NORTH ADAMS, Mass. — On April 20, Berkshires' Academy of Advanced Musical Studies (BAAMS) will host its fourth in a series of live music concerts at Studio 9.
 
Saturday's performance will feature drummer, guitarist, keyboardist and singer Mino Cinelu.
 
Cinelu has worked with Miles Davis, Sting, Weather Report, Herbie Hancock, Tracy Chapman, Peter Gabriel, Stevie Wonder, Lou Reed, Kate Bush, Tori Amos, Vicente Amigo, Dizzy Gillespie, Pat Metheny, Branford Marsalis, Pino Daniele, Earth, Wind & Fire, and Salif Keita.
 
Cinelu will be joined by Richard Boulger on trumpet and flugelhorn, Dario Boente on piano and keyboards, and Tony Lewis on drums and percussion.
 
Doors open: 6:30pm.
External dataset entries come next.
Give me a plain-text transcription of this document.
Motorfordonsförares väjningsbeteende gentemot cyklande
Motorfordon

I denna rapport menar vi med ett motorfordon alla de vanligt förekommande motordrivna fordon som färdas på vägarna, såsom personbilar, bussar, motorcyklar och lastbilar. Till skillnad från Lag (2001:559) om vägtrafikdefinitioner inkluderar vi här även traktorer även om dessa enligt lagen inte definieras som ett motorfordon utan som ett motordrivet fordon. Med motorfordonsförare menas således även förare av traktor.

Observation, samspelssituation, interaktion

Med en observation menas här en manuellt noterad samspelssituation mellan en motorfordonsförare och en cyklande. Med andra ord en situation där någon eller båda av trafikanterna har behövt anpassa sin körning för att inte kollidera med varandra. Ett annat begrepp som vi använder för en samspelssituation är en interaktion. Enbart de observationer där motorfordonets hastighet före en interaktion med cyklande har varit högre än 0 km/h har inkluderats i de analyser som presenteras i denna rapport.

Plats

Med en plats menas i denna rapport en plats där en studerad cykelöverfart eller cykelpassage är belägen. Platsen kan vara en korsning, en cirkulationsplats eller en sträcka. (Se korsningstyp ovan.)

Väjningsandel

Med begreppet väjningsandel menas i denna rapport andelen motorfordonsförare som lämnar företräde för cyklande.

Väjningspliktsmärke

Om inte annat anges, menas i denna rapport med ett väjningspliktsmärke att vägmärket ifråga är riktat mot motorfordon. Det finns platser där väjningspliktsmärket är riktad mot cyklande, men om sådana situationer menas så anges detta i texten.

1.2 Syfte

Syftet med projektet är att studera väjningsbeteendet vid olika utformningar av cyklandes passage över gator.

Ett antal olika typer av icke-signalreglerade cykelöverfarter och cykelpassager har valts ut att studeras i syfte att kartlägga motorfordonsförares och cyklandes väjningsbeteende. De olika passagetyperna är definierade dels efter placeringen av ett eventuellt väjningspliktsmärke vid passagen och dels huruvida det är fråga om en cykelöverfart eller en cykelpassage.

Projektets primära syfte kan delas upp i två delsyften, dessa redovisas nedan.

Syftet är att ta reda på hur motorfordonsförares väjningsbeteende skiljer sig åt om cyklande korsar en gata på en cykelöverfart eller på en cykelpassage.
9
Tickets can be purchased here.
 
All proceeds will help support music education at BAAMS, which provides after-school and Saturday music study, as well as a summer jazz-band day camp for students ages 10-18, of all experience levels.
 
Also Saturday, the BAAMS faculty presents master-class workshops for all ages, featuring Cinelu, Boulger, Boente, Lewis and bassist Nathan Peck.